Erste ausführliche längerfristige Studie
Ralf Caspary: Wenn das Medikament jetzt auch langfristig sicher ist, wie war das denn davor, als wir das noch nicht wussten?
Tobias Banaschewski: Das Medikament Ritalin wird seit den 60er-Jahren weltweit sehr viel eingesetzt und ist eines der am besten untersuchten Medikamente. Es gab über 180 randomisierte Studien und über 20 Meta-Analysen, die die Wirksamkeit und gute Verträglichkeit belegt haben, aber eben nicht über den langen Zeitraum und auch nicht so systematisch, wie wir es jetzt getan haben.
Man hat nicht wirklich konsequent Gruppen von nicht behandelten Kindern und Jugendlichen eingeschlossen, weil die meisten Menschen natürlich irgendwann auch Medikamente nehmen.

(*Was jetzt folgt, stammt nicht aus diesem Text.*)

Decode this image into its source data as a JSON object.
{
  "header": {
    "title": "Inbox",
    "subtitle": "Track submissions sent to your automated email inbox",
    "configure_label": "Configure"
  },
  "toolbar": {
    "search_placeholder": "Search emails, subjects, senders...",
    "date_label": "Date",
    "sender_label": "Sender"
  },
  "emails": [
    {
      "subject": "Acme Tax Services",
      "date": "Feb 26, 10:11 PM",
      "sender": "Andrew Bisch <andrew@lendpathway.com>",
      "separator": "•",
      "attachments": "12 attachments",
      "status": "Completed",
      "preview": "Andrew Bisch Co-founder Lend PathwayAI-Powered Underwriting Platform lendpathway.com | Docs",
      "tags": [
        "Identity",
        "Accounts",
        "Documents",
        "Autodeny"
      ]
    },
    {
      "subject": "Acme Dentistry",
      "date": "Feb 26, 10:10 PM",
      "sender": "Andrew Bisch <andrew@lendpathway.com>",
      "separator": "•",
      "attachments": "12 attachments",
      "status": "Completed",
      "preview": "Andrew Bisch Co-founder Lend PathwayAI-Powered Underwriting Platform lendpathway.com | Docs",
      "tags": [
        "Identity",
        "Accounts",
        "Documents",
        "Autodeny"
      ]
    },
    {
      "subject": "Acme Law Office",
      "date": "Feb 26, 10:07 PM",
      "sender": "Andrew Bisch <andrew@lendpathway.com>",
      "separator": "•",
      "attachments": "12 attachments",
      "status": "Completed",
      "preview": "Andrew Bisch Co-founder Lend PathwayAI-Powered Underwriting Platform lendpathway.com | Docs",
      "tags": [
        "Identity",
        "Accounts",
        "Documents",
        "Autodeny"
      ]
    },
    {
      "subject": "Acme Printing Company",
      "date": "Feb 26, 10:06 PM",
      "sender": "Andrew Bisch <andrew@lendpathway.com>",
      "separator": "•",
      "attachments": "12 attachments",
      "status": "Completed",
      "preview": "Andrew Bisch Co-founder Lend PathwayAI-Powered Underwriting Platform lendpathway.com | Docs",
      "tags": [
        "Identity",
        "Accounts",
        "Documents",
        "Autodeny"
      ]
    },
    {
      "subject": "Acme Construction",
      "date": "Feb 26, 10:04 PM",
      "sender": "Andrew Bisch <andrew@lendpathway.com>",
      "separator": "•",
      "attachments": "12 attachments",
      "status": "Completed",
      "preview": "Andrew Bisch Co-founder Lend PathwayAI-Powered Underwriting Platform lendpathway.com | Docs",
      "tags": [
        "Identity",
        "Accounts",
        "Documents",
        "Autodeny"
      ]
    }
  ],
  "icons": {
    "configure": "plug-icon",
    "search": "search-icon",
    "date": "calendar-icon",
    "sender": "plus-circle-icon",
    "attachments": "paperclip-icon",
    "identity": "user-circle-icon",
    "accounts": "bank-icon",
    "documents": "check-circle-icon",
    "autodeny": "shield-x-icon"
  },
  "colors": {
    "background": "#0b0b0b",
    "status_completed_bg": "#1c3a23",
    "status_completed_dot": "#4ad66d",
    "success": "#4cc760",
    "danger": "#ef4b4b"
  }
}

Aber wir haben dafür Länder eingeschlossen, in denen die Versorgung schlechter ist.
Forschende hoffen auf bessere Ritalin-Verfügbarkeit
Ralf Caspary: Die WHO hat es bisher abgelehnt, Ritalin in die Liste der unentbehrlichen Arzneimittel aufzunehmen. Wird sich das jetzt ändern?
Tobias Banaschewski: Ja, wir hoffen sehr, dass unsere Ergebnisse dazu beitragen, die bestehenden Unsicherheiten, die innerhalb der WHO dazu geführt haben, Ritalin nicht in die Liste der essenziellen Medikamente aufzunehmen, aus dem Weg zu räumen.
Gerade Betroffene aus Ländern mit niedrigem oder mittlerem Einkommen haben wirklich wesentlich weniger Möglichkeiten, eine Behandlung für ADHS zu erhalten. Das ist dann häufig denen vorbehalten, die das privat bezahlen können. Und angesichts der bei schwerem ADHS vorliegenden Risiken sollte es möglich sein, dass auch Menschen aus anderen Ländern einen vernünftigen Zugang zu einer Behandlung erhalten.